6 thoughts on “The Fine Art of Self-Hatred

  1. For what it’s worth, I’ve always loved “Nobody Wants You.” My fellow musos dig it too. It’s the kind of tune that grows on you with every listen.

    There are many layers to explore and appreciate, if one would take the time to dim the lights, turn off the tv, lay back; and focus.

    The impact of any musical composition varies, depending on the listener’s musical background, experiences; and tastes.

    So, take it from someone who’s spent the last 40 years playing in cover bands. You can write. You can sing. You can mix. You can produce. And you most certainly can play your ass off on any instrument you choose. Banjo, anyone?

    Liked by 1 person

  2. It strikes me that self-hatred and creative expression are often uncomfortable bedfellows.
    Perhaps it’s because, at the end of the day, creativity usually needs validation from an audience of some kind. And when that validation is not forthcoming, it’s easy to beat yourself up, especially when you have devoted much of your life to a project.

    Musicians seem to be especially vulnerable. I have no musical desire or talent whatsoever (tricky for an autistic person, cos that’s what’s so often assumed), so I am unable to understand what drives musicians. But I do write, and I have experienced much self-doubt when sharing my work. Every now and then, someone will tell me that I am a very talented and engaging writer and should seriously work on developing my talent.
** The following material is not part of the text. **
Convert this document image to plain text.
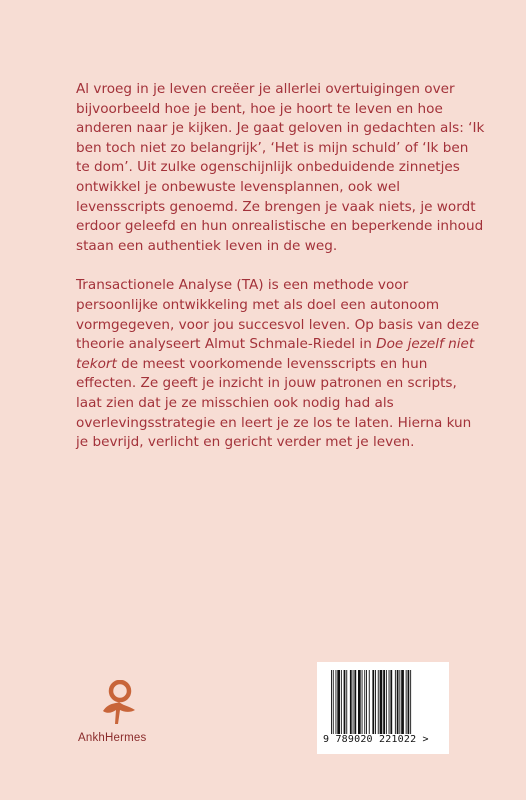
Al vroeg in je leven creëer je allerlei overtuigingen over bijvoorbeeld hoe je bent, hoe je hoort te leven en hoe anderen naar je kijken. Je gaat geloven in gedachten als: ‘Ik ben toch niet zo belangrijk’, ‘Het is mijn schuld’ of ‘Ik ben te dom’. Uit zulke ogenschijnlijk onbeduidende zinnetjes ontwikkel je onbewuste levensplannen, ook wel levensscripts genoemd. Ze brengen je vaak niets, je wordt erdoor geleefd en hun onrealistische en beperkende inhoud staan een authentiek leven in de weg.

Transactionele Analyse (TA) is een methode voor persoonlijke ontwikkeling met als doel een autonoom vormgegeven, voor jou succesvol leven. Op basis van deze theorie analyseert Almut Schmale-Riedel in Doe jezelf niet tekort de meest voorkomende levensscripts en hun effecten. Ze geeft je inzicht in jouw patronen en scripts, laat zien dat je ze misschien ook nodig had als overlevingsstrategie en leert je ze los te laten. Hierna kun je bevrijd, verlicht en gericht verder met je leven.

AnkhHermes	9 789020 221022 >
But then I go to a workshop and find myself surrounded by people who are much more interesting than I am — and write about much more meaningful things than I do — and I come away feeling that I have no business being there in the first place.

    On another blog, I read this quote (paraphrased) that was attributed to David Bowie, “The most unkind thing God can do is make someone creative but not give them talent.” When I first read it, I felt it described me. And I recognized the feeling of self-hatred that immediately bubbled up. And I wondered what was behind Bowie’s remark. Did he genuinely feel sorry for us untalented souls? Or did he despise us as an ugly oversight?

    Even though I don’t find music interesting in itself, I DO find the lives of musicians rather interesting. Your post was a good read!

    Liked by 2 people

    1. As a musician, I do have a passion for both live performance and recording. They are two completely separate beasts. Performance involves the audience, while writing and recording involve the self.

      While validation from an audience is nice, I think that the validation I was seeking ran deeper, and involved the validation of being a professional musician who earns a living making music, while not needing to have a job. This was always my goal. I spent my early years getting ready, and then spent 33 years in Los Angeles, struggling to make it work.

      In that regard, I got no validation at all.

      It seems that we have something in common, as I was diagnosed with Level 1 Autism in late 2017, when I was 53 years old. It feels like a life wasted at times, although that sensation is fading over time.

      As for talent, your situation could be a case of your talent not being guided and nurtured. I think that because the only reason I got into music was because I had family members who were musicians, and they inspired me and guided me in the right directions.

      With regard to writing or anything else, it is NOT too late! The longer you write, with great frequency, the better you get. I had to write lots of horrible songs to get to the ones that were better.

      I have known many musicians over the decades, and cannot name one who was even keel or emotionally balanced, which makes for some weird and interesting experiences. Artists, including writers, seem to have some things going on in the background that drives this. For me, it’s my Autism and depression.

      My brain is all over the place. Thanks so much for reading and commenting. I do appreciate it.

      Liked by 2 people

  3. Saw a meme today that said if you wanna piss of a guitar player just say “OK, John Mayer” after they say something.

    As always, this was an enjoyable read. Sorry that Zoot remains so bitter. It’s really sad to see. Glad you’re able to see the positive side of things and have empathy for those who cannot. That alone ain’t easy.